Wasted food makes me sad. Bob worked hard to pay for that food and when something forgotten in the back of the fridge grows mold, or a box of whatever in the cupboard goes stale, that's a waste of money too. That food could have provided me with energy and nutrition, and now I have to go out and get more of it. And when perfectly good food gets thrown out instead of eaten, well that feels worse than chucking something expired. At least with the expired food I had intended to try and eat it.

The kicker is that I don't really like eating leftovers. I do it because I can't afford not to and I see the value in making meals ahead of time, or preparing extra food at supper for lunch the next day. Foods I'm not keen on eating again I give to Bob and Tesla or the daycare kids. And if they don't eat it... well, it's food I would have thrown out anyway, so it doesn't hurt the same way as throwing out food I would have eaten.

We're such a rich country, children (and probably some adults too) living here can't fathom what it means to go without. It's only those who take their excess for granted that waste. (So, pretty much everyone living in the western part of the world.) I think of all those people in the Philippines who have nothing right now, and I do feel a bit guilty for having access to so much, wasting food, wasting water. I can't help but feel removed from the situation, since it's so unlikely that would ever happen to us in Canada.

But I'm not the type of parent that gives the "there are starving children in the Philippines and Africa and China that would love to eat what's on your plate!" speech. So send it to them! I would tell my father when he would yammer on about Africa. I thought it was such a stupid saying growing up and I didn't understand it. I didn't know what it meant to be grateful.
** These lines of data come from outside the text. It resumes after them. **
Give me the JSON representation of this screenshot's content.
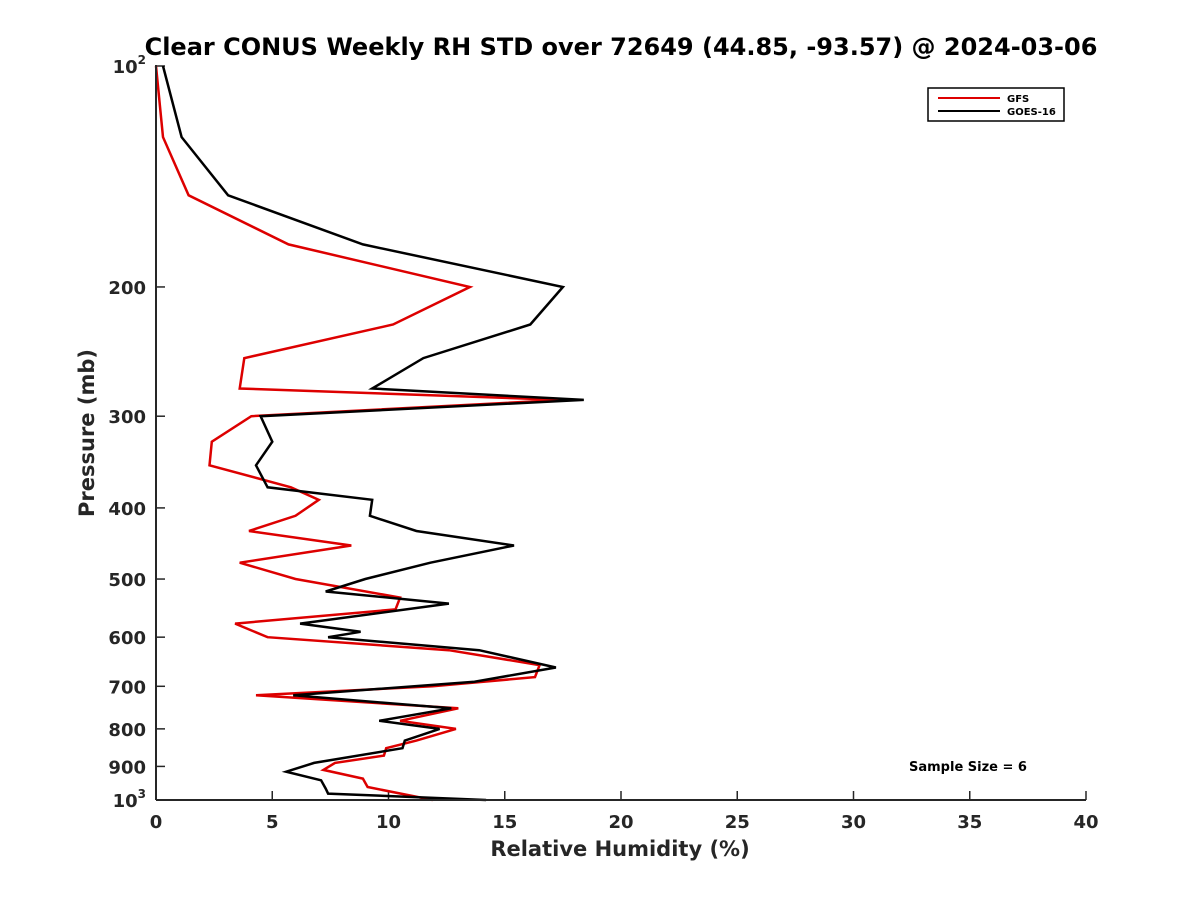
{
  "chart_data": {
    "type": "line",
    "title": "Clear CONUS Weekly RH STD over 72649 (44.85, -93.57) @ 2024-03-06",
    "xlabel": "Relative Humidity (%)",
    "ylabel": "Pressure (mb)",
    "xlim": [
      0,
      40
    ],
    "ylim": [
      100,
      1000
    ],
    "y_scale": "log",
    "y_reversed": true,
    "x_ticks": [
      "0",
      "5",
      "10",
      "15",
      "20",
      "25",
      "30",
      "35",
      "40"
    ],
    "y_ticks": [
      {
        "value": 100,
        "base": "10",
        "exp": "2"
      },
      {
        "value": 200,
        "label": "200"
      },
      {
        "value": 300,
        "label": "300"
      },
      {
        "value": 400,
        "label": "400"
      },
      {
        "value": 500,
        "label": "500"
      },
      {
        "value": 600,
        "label": "600"
      },
      {
        "value": 700,
        "label": "700"
      },
      {
        "value": 800,
        "label": "800"
      },
      {
        "value": 900,
        "label": "900"
      },
      {
        "value": 1000,
        "base": "10",
        "exp": "3"
      }
    ],
    "grid": false,
    "legend_position": "top-right",
    "annotation": "Sample Size = 6",
    "series": [
      {
        "name": "GFS",
        "color": "#dd0000",
        "points": [
          [
            0.0,
            100
          ],
          [
            0.3,
            125
          ],
          [
            1.4,
            150
          ],
          [
            5.7,
            175
          ],
          [
            13.5,
            200
          ],
          [
            10.2,
            225
          ],
          [
            3.8,
            250
          ],
          [
            3.6,
            275
          ],
          [
            17.5,
            285
          ],
          [
            4.1,
            300
          ],
          [
            2.4,
            325
          ],
          [
            2.3,
            350
          ],
          [
            5.8,
            375
          ],
          [
            7.0,
            390
          ],
          [
            6.0,
            410
          ],
          [
            4.0,
            430
          ],
          [
            8.4,
            450
          ],
          [
            3.6,
            475
          ],
          [
            6.0,
            500
          ],
          [
            10.5,
            530
          ],
          [
            10.3,
            550
          ],
          [
            3.4,
            575
          ],
          [
            4.8,
            600
          ],
          [
            12.6,
            625
          ],
          [
            16.5,
            655
          ],
          [
            16.3,
            680
          ],
          [
            11.9,
            700
          ],
          [
            4.3,
            720
          ],
          [
            13.0,
            750
          ],
          [
            10.5,
            780
          ],
          [
            12.9,
            800
          ],
          [
            11.2,
            830
          ],
          [
            9.9,
            850
          ],
          [
            9.8,
            870
          ],
          [
            7.7,
            890
          ],
          [
            7.2,
            910
          ],
          [
            8.9,
            935
          ],
          [
            9.1,
            960
          ],
          [
            11.9,
            1000
          ]
        ]
      },
      {
        "name": "GOES-16",
        "color": "#000000",
        "points": [
          [
            0.3,
            100
          ],
          [
            1.1,
            125
          ],
          [
            3.1,
            150
          ],
          [
            8.9,
            175
          ],
          [
            17.5,
            200
          ],
          [
            16.1,
            225
          ],
          [
            11.5,
            250
          ],
          [
            9.3,
            275
          ],
          [
            18.4,
            285
          ],
          [
            4.5,
            300
          ],
          [
            5.0,
            325
          ],
          [
            4.3,
            350
          ],
          [
            4.8,
            375
          ],
          [
            9.3,
            390
          ],
          [
            9.2,
            410
          ],
          [
            11.2,
            430
          ],
          [
            15.4,
            450
          ],
          [
            11.8,
            475
          ],
          [
            9.0,
            500
          ],
          [
            7.3,
            520
          ],
          [
            12.6,
            540
          ],
          [
            6.2,
            575
          ],
          [
            8.8,
            590
          ],
          [
            7.4,
            600
          ],
          [
            13.9,
            625
          ],
          [
            17.2,
            660
          ],
          [
            13.7,
            690
          ],
          [
            5.9,
            720
          ],
          [
            12.7,
            750
          ],
          [
            9.6,
            780
          ],
          [
            12.2,
            800
          ],
          [
            10.7,
            830
          ],
          [
            10.6,
            850
          ],
          [
            6.8,
            890
          ],
          [
            5.6,
            915
          ],
          [
            7.1,
            940
          ],
          [
            7.3,
            965
          ],
          [
            7.4,
            980
          ],
          [
            14.2,
            1000
          ]
        ]
      }
    ]
  }
}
That all changed when I was an adult. Not because I had pay for and prepare my own food, but because of a holocaust survivor's presentation about his life. When I was working at CBC I went to his presentation he was giving to a group of high school students. During the war he and his family had to live under a crawl space and they rarely got to get out. They had nothing to eat but rotten onions for months on end. Every day, raw, rotten onions to eat. He hated onions. He said he would have eaten anything, anything else but an onion if he had the chance. He would go to sleep and dream he could have a tall glass of cool, refreshing water to drink, all for himself. They were all so thirsty and hungry and cramped, just trying to stay alive and fight off illness.

His story was so powerful, it was hard not to cry.  That stupid saying... there are starving children in the world that would love to eat what you have... it finally made sense to me in that moment.

I can't wait until Tesla's old enough to understand that story. Just because we can and do waste food, doesn't mean we should or that it's okay. Remembrance Day combined with the disaster in the Philippines has me thinking extra hard about all the things I'm thankful for. We're all privileged. Let's not forget that.